The voltage (in volts) of a given circuit is a random variable $ X $ that is normally distributed with the parameters $ μ = 120 $ and $ σ ^ 2 = 4 $
If three independent measurements are taken, what is the probability that the three measurements are between $ 116 $ and $ 118 $ volts?
My idea is to first get a probability of success $ p $, which I will calculate by standardizing $ X $, and then finding the probability that $ X $ is between $ 116 $ and $ 118 $.

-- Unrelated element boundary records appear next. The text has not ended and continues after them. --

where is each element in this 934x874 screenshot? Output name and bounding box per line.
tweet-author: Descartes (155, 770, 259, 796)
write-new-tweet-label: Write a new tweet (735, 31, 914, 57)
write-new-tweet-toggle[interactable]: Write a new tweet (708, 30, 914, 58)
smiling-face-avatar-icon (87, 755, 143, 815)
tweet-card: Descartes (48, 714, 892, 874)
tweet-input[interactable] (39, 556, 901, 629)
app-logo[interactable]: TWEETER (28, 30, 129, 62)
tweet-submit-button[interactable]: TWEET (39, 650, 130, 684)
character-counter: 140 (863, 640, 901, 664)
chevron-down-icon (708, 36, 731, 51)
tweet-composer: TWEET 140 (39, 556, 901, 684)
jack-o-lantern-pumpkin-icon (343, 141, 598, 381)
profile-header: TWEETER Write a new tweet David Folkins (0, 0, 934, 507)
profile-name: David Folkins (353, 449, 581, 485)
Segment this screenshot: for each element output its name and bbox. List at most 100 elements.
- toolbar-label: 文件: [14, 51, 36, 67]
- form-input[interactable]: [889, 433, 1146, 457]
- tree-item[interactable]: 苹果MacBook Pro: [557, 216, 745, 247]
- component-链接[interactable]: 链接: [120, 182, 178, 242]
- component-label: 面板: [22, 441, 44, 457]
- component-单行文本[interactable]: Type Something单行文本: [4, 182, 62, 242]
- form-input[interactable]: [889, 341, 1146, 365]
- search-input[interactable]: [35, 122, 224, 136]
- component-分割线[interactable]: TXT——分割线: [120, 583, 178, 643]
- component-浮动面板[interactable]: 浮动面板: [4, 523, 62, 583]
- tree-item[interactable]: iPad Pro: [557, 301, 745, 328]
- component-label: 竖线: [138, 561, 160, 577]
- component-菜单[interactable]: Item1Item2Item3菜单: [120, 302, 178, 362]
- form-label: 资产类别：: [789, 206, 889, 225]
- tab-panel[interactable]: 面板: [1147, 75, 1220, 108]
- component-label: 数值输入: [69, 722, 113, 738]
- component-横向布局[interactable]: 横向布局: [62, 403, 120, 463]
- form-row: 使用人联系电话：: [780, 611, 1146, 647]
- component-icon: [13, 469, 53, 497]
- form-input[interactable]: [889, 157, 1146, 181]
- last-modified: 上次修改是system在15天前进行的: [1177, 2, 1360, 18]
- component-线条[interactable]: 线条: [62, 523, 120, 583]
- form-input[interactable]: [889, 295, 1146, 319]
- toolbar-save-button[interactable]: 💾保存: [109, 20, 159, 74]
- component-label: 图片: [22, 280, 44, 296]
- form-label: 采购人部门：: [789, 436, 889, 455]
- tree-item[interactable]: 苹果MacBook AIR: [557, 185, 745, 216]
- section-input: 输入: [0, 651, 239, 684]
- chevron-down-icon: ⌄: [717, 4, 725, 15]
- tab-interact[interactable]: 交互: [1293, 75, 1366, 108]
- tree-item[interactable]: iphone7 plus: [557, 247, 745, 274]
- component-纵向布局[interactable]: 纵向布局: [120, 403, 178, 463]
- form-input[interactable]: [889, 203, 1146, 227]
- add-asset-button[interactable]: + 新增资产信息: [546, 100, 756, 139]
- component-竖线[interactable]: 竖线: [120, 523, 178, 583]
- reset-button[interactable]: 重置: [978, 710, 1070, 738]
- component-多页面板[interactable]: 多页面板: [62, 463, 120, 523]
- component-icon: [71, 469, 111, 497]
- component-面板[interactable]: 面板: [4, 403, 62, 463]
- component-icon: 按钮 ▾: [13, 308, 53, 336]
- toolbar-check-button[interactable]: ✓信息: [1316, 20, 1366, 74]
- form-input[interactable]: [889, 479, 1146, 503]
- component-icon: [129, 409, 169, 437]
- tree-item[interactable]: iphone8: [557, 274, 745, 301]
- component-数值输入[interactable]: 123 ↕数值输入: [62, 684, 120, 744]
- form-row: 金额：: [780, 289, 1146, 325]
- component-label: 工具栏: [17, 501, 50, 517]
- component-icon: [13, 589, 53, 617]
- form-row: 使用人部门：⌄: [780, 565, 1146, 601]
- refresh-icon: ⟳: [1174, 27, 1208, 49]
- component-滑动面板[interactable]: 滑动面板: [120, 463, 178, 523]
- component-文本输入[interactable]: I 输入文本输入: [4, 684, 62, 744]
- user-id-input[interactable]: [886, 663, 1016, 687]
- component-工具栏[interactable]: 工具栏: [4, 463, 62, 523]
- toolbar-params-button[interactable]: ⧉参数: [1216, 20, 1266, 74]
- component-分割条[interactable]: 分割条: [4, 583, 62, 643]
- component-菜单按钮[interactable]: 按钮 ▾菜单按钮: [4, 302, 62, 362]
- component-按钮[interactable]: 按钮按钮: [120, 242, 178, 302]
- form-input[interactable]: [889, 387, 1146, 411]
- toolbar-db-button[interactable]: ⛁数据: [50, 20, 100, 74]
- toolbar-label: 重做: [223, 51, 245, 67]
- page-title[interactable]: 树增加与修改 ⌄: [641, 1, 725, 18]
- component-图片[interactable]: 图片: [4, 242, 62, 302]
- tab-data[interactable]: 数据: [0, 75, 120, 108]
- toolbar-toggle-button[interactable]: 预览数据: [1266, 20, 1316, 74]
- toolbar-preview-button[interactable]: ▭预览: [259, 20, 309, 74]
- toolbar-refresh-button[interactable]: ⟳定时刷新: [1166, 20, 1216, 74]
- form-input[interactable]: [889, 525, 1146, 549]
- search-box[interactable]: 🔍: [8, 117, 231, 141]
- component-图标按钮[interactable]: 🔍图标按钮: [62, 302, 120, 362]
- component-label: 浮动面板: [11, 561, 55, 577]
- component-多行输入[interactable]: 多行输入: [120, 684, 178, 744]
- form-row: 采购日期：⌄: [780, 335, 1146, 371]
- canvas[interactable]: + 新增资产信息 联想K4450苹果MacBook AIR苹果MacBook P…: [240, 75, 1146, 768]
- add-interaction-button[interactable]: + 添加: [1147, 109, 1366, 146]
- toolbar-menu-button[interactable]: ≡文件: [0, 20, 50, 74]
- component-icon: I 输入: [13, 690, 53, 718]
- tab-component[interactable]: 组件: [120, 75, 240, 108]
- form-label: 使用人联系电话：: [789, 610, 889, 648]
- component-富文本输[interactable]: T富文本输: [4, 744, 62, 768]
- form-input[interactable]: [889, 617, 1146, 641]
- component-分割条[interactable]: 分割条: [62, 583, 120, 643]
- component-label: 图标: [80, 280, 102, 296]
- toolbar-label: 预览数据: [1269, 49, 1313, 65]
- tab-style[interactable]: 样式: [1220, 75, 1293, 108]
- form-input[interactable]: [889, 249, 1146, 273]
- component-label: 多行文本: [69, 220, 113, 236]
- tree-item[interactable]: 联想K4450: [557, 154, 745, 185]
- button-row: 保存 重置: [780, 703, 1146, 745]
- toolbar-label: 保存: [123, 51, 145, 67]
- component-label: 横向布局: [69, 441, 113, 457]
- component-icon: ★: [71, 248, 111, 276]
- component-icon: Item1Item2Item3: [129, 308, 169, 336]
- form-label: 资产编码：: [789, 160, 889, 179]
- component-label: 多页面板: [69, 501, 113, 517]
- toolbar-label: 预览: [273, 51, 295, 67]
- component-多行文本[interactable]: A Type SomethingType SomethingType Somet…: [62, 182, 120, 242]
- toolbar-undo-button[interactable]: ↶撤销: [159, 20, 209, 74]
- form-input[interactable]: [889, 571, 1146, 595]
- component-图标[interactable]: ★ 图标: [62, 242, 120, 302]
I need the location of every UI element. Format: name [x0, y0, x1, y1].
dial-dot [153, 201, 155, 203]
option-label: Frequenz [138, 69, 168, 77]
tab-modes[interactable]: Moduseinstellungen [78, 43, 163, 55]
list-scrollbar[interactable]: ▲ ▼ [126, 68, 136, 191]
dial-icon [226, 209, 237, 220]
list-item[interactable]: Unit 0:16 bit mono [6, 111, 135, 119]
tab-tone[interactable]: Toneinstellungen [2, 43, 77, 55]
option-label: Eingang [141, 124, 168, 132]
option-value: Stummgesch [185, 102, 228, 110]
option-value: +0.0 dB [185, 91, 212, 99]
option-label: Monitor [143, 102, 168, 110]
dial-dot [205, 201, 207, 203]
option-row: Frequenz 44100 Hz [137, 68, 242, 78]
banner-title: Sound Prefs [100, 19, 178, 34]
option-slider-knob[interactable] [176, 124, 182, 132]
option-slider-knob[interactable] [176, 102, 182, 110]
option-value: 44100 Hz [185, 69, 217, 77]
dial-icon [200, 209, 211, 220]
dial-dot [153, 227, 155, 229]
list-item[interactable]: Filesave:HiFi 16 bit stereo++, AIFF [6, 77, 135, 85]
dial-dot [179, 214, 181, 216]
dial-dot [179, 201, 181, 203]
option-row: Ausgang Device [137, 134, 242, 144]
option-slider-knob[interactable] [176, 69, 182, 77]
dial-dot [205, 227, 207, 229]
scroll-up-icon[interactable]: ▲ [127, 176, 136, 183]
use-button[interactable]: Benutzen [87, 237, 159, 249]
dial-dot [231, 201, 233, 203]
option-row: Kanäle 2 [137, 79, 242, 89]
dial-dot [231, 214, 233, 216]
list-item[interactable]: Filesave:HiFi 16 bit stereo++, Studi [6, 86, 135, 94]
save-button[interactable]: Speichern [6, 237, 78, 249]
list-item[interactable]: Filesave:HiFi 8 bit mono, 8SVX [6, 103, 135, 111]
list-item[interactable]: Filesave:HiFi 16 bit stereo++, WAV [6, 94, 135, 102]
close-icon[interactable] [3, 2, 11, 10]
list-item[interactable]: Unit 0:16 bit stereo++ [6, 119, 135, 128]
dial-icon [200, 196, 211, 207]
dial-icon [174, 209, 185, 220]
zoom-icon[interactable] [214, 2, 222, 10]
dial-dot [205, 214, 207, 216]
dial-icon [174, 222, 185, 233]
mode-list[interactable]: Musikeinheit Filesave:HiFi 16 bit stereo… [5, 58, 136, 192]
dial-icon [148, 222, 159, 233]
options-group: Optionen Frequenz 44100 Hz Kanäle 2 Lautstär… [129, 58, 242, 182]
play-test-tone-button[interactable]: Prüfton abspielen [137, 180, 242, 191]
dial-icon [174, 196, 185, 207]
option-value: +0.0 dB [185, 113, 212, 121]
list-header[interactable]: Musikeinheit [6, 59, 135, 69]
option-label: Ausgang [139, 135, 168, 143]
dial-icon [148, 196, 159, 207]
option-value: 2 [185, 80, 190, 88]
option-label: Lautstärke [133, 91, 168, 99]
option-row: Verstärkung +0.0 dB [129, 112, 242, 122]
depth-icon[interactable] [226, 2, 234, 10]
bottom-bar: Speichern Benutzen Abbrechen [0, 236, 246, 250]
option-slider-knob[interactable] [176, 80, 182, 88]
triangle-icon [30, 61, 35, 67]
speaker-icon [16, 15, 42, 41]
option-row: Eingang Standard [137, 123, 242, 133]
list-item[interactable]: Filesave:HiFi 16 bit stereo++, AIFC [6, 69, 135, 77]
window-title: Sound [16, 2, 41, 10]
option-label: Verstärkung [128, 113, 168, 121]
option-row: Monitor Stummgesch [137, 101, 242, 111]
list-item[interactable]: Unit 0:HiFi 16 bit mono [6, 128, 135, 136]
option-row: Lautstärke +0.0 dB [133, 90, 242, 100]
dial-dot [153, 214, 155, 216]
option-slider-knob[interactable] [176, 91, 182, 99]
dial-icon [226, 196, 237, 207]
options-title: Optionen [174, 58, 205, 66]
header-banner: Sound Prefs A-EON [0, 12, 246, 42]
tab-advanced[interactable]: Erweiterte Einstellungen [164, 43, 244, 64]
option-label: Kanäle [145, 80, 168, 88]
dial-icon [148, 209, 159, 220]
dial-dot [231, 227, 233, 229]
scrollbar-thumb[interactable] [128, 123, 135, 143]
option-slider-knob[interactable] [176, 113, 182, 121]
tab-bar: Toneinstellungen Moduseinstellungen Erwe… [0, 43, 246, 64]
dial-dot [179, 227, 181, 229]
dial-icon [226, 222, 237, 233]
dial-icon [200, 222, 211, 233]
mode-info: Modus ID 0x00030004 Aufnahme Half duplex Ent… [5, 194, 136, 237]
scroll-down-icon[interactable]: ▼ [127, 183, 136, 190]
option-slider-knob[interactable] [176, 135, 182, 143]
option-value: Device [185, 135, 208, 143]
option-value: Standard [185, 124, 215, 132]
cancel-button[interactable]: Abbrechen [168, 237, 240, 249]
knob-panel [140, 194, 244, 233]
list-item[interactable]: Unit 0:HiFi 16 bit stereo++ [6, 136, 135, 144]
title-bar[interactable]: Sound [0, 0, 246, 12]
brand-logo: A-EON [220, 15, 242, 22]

Since I need to count the number of measurements, each one with probability of success $ p $ and each measurement attempt is done independently, I would do it with another variable $ Y $ ~ $ B (3, p) $
The answer to the question would be $ P (Y = 3) $, but in this case $ n = y = 3 $ then $ P (Y = 3) = p ^ 3 $
$Z=\dfrac{X-μ}{σ}=\dfrac{X-120}{2}\Rightarrow p = (116<X<118) = P(\dfrac{116-120}{2}<Z<\dfrac{118-120}{2}) = $
$P(-2<Z<-1) = \Phi(-1) - \Phi(-2) = 0,13786 - 0,01831 = 0,11955 \Rightarrow p^3 = 0,001708633$
Is the correct way I'm thinking the solution to the exercise?
Thank you very much.
Your reasoning is correct, not your computation. You are indeed looking for $p^3$ where $$ p=P(116<X<118)=P(-2<Z<-1)=P(Z<-1)-P(Z<-2)=0.158655-0.0227501=0.135905. $$ (you can get these number from standard normal tables). The result is $$ p^3=0.135905^3=0.0025102 $$ or about $0.25\%$.